On behalf of Ronald H. Kauffman, P.A. posted in Planning for Divorce on Monday, August 12, 2013.

Anyone planning for divorce needs to consider the impact of Social Security benefits. This is especially true if you are close to the age at which you become eligible for benefits, but haven’t started to receive them yet. If you think Social Security claims, benefits and entitlements are confusing, you are not alone.

In general, once you are divorced, you can receive spousal Social Security benefits based on an your ex-husband’s or your ex-wife’s earnings, as long as your marriage lasted at least a 10 years, you are a minimum of 62 years of age, are not married, and do not qualify for a higher benefit based on your own past earnings.

As a matter of divorce planning then, and theoretically, if you were only married 9 years, you may want to put your divorce plans on hold so that you could receive spousal benefits.

Additionally, if an ex-spouse delays claiming Social Security benefits until full retirement age, they can start to collect a spousal Social Security benefits check of 50% of an ex-spouse’s retirement benefits.

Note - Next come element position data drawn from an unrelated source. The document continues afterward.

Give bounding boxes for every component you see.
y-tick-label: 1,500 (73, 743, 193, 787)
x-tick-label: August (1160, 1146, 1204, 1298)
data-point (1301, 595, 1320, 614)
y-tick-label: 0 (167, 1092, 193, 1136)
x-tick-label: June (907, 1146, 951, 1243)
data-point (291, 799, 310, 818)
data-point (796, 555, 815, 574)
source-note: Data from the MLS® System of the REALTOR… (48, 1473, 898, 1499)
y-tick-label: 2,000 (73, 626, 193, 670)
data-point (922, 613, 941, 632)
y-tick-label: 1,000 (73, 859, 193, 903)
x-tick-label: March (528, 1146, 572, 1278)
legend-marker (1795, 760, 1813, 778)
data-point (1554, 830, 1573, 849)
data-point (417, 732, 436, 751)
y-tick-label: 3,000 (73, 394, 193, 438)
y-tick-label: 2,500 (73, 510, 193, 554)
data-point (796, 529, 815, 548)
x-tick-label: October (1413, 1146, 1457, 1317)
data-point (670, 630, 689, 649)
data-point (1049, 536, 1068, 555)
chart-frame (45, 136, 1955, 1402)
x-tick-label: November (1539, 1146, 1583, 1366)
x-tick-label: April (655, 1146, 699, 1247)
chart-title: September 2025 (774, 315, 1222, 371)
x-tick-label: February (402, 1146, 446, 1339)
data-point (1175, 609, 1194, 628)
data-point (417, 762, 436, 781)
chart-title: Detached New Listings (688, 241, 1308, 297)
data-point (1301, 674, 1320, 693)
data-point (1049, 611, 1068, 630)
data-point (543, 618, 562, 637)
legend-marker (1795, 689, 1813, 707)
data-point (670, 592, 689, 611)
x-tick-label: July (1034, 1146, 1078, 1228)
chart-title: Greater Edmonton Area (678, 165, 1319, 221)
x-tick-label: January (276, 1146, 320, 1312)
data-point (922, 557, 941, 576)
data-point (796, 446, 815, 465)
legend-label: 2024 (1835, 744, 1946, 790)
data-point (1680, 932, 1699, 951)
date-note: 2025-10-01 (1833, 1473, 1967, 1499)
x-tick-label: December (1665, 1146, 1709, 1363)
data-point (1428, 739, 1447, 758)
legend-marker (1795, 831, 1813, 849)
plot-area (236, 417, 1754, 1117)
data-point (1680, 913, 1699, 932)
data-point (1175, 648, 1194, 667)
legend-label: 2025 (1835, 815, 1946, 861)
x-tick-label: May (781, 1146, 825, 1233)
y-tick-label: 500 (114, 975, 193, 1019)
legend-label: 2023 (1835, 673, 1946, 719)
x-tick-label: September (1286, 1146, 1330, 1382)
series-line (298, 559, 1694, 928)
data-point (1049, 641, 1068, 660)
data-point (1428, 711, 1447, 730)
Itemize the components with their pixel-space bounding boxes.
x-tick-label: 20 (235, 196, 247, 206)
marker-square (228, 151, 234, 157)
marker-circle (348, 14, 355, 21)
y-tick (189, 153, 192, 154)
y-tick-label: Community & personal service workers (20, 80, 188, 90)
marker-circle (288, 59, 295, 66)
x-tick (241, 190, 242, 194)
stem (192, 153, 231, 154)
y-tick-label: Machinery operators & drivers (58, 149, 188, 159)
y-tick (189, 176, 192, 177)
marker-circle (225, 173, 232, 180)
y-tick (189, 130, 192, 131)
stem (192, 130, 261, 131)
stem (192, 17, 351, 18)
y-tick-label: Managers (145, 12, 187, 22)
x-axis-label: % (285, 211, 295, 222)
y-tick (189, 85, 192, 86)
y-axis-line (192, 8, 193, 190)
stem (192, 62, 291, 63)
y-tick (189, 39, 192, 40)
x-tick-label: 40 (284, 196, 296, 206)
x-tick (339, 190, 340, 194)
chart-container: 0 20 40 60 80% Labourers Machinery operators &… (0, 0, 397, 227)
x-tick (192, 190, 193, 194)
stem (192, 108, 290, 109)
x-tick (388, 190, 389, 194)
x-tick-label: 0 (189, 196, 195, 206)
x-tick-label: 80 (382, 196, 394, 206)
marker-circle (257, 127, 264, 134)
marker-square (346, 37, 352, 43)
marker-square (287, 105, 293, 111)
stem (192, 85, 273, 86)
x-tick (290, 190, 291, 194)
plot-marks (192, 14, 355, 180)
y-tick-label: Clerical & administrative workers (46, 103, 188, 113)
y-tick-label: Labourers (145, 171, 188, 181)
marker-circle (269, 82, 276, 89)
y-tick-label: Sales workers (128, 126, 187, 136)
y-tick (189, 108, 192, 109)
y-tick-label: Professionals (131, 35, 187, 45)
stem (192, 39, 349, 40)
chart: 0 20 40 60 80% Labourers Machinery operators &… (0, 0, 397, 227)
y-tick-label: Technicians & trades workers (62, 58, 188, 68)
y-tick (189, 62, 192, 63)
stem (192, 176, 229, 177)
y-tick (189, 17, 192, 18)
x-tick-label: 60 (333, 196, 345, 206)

They might also be able to continue working – and even increase the eventual amount of their own personal Social Security retirement benefits – by delaying retirement, until age 70. When an ex-spouse reaches age 70, their Social Security monthly retirement check would be approximately 132% larger than it otherwise would have been, and even larger depending on annual cost of living increases.

One complication is that a divorced spouse can only receive a spousal Social Security benefit 2-years after a divorce, if an ex-spouse has not yet applied for his or her own retirement benefit.

There are a lot of other Social Security Administration rules which can complicate this straightforward analysis. The rules regulating Social Security could change at any point in time, and suddenly delayed benefits might no longer be recognized. Or the criteria for divorcing spouses can be changed to 5 years from the 2 years stated above.

What happens if the Social Security rules change? It may depend on the status and wording of the law at the time you divorce. So, not only can the current rules cause you immediate problems, but the plans you made – which were correct at the time you made them – might be wrecked by a rule change.